The Alternative Investment Market (AIM) might carry some risk, but it’s home to some companies that have rewarded their shareholders massively over the past year. But can they keep on heading up?
Shares in Tiziana Life Sciences (LSE: TISL) have soared by a staggering 348% over the past 12 months. So what does it do?
It’s a small biotechnology company with a market cap of under £180m, but it’s working on something that has enormous potential — novel therapeutics for cancer, with a focus on late-stage metastasis. The firm’s first research goal is to develop a drug to treat metastatic breast cancer, which affects around 12,000 people a year in the UK alone.
Tiziana is still in the net investment phase, having raised £8.3m in the first half of 2015 through a share placing and the issuing of a convertible loan note, and of that there was approximately £7m in cash left at the halfway point in June.
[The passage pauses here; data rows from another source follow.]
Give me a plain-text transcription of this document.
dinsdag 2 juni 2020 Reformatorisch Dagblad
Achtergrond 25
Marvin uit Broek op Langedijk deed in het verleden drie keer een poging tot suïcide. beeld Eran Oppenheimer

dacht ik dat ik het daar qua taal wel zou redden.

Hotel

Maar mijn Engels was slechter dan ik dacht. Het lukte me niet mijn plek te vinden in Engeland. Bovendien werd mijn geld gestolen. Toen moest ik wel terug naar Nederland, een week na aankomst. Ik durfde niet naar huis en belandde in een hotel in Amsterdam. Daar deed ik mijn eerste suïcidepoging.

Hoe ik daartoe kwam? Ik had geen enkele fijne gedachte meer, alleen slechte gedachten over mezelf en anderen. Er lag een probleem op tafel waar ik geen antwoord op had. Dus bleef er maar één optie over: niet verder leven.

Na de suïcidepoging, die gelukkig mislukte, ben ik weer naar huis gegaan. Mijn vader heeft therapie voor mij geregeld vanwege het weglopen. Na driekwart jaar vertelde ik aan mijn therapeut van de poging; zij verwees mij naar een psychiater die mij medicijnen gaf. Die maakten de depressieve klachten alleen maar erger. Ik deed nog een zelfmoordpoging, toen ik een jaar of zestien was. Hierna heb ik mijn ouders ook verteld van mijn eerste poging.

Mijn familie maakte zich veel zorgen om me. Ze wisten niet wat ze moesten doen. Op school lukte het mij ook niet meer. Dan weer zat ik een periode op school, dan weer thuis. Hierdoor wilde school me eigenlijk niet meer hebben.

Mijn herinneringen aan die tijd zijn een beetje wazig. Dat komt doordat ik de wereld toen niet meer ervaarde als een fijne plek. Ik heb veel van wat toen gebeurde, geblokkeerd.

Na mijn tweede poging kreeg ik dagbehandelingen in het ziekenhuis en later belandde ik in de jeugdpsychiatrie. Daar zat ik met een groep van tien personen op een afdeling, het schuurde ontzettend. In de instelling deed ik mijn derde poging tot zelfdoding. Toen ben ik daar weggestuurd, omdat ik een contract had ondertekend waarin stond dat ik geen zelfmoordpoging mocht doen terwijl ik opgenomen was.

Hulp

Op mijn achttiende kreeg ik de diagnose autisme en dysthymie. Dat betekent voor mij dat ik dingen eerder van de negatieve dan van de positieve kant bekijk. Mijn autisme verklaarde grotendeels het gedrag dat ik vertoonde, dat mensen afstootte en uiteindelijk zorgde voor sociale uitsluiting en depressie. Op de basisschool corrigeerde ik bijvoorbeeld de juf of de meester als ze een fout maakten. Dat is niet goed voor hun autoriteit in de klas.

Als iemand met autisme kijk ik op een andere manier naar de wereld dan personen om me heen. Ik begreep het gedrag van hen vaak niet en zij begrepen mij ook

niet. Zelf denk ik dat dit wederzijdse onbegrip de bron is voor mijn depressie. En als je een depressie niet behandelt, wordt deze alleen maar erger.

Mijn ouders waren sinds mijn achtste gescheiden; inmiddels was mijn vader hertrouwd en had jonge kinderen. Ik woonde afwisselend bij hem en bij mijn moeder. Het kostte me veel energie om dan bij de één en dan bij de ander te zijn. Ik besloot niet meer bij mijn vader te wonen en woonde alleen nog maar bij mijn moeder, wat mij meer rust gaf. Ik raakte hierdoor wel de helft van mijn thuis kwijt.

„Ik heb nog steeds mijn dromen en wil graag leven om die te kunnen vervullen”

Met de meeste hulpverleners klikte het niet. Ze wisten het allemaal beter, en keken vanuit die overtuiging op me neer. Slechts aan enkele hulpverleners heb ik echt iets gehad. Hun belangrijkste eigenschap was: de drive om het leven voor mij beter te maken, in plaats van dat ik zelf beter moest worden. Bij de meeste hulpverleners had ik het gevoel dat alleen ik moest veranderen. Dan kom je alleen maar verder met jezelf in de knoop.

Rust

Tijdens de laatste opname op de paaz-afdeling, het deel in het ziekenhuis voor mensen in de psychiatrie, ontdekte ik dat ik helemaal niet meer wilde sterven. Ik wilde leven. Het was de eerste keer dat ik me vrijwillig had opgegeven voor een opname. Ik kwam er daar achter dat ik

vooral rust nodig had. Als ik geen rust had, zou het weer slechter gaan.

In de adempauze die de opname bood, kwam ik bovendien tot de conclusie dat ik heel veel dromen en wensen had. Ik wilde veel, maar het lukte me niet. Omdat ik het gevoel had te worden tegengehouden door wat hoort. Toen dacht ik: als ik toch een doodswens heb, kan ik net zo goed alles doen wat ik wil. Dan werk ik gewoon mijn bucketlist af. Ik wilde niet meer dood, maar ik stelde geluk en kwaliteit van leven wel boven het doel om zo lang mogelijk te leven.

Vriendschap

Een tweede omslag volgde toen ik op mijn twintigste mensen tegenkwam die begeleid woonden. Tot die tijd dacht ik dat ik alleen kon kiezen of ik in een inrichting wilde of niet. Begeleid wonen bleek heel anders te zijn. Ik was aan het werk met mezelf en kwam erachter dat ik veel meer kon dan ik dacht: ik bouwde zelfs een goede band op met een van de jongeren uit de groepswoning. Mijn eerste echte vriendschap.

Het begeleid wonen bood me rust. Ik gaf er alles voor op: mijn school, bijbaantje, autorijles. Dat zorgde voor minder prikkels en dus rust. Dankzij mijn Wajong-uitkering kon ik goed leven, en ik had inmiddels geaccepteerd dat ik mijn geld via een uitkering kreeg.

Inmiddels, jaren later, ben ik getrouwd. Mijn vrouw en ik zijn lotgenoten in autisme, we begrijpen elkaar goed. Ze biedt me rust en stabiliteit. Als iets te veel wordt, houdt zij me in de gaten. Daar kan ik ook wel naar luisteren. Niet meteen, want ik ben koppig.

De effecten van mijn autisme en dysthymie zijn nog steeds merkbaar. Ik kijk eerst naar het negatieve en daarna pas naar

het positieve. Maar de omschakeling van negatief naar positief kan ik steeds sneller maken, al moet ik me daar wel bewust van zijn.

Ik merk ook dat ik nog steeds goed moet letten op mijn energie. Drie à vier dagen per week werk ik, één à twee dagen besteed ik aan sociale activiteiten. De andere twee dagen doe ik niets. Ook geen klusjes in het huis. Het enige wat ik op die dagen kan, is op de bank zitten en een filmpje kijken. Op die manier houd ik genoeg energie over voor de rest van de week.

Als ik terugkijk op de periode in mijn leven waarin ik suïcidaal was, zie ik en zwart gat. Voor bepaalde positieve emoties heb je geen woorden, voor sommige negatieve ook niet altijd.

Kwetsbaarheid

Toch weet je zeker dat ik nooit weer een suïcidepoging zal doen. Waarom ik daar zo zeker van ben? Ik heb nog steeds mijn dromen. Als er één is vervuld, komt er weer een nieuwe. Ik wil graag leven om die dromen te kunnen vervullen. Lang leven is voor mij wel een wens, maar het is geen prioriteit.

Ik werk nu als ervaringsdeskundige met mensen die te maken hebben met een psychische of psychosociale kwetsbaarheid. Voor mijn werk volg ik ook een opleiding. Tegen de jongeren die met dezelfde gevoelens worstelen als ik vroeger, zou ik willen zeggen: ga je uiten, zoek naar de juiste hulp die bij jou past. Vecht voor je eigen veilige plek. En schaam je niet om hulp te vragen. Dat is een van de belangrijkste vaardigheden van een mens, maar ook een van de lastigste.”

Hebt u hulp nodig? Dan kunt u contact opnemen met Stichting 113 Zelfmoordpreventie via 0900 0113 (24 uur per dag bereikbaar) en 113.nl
If you invest now you’ll be taking a big gamble on a success coming through the firm’s pipeline, but any early signs of a breakthrough could turn Tiziana into a tasty takeover target.
Live biotherapeutics
My next pick is 4d Pharma (LSE: DDDD), whose shares are up 143% in the past year. Again it’s a pharmaceuticals/biotechnology firm, this time tackling things like Irritable Bowel Syndrome and Crohn’s disease using an approach based on live biotherapeutics (that’s living bacteria, rather than dead chemical stuff).
Promising research results have been behind the share price surge, though it has gone a little off the boil with a 24% drop since May’s peak — but with trading volumes being relatively small we should expect some volatility.
The firm’s first-half update again focused on cash generation, with a placing in February raising £34.3m — and at the halfway stage, the coffers contained £61.5m in cash and equivalents. Nobody knows when profits will arrive, so again you’d be gambling on it happening before the cash runs out.
Silicon recycling
My third for today, which takes technology in a different direction, is Pure Wafer (LSE: PUR). It’s the smallest of the three, with a market cap of just £51m, but its shares have stormed up 213% in 12 months. As its name suggests, the company bills itself as “one of the leading global providers of high quality silicon wafer reclaim services“, and counts a number of the world’s big semiconductor firms among its clientele.
The company suffered a “catastrophic” fire at its Swansea wafer reclaim facility last December, but by May this year the firm had reached a satisfactory agreement with its insurers in the shape of a cash settlement with the Swansea facility not to be rebuilt — it’s since been sold off for redevelopment, along with the firm’s 99 year lease on the land.
Forecasts can’t make much sense at the moment, but the firm says that demand for its wafer reclaim services in the US remain strong, and it’s a market that can only grow.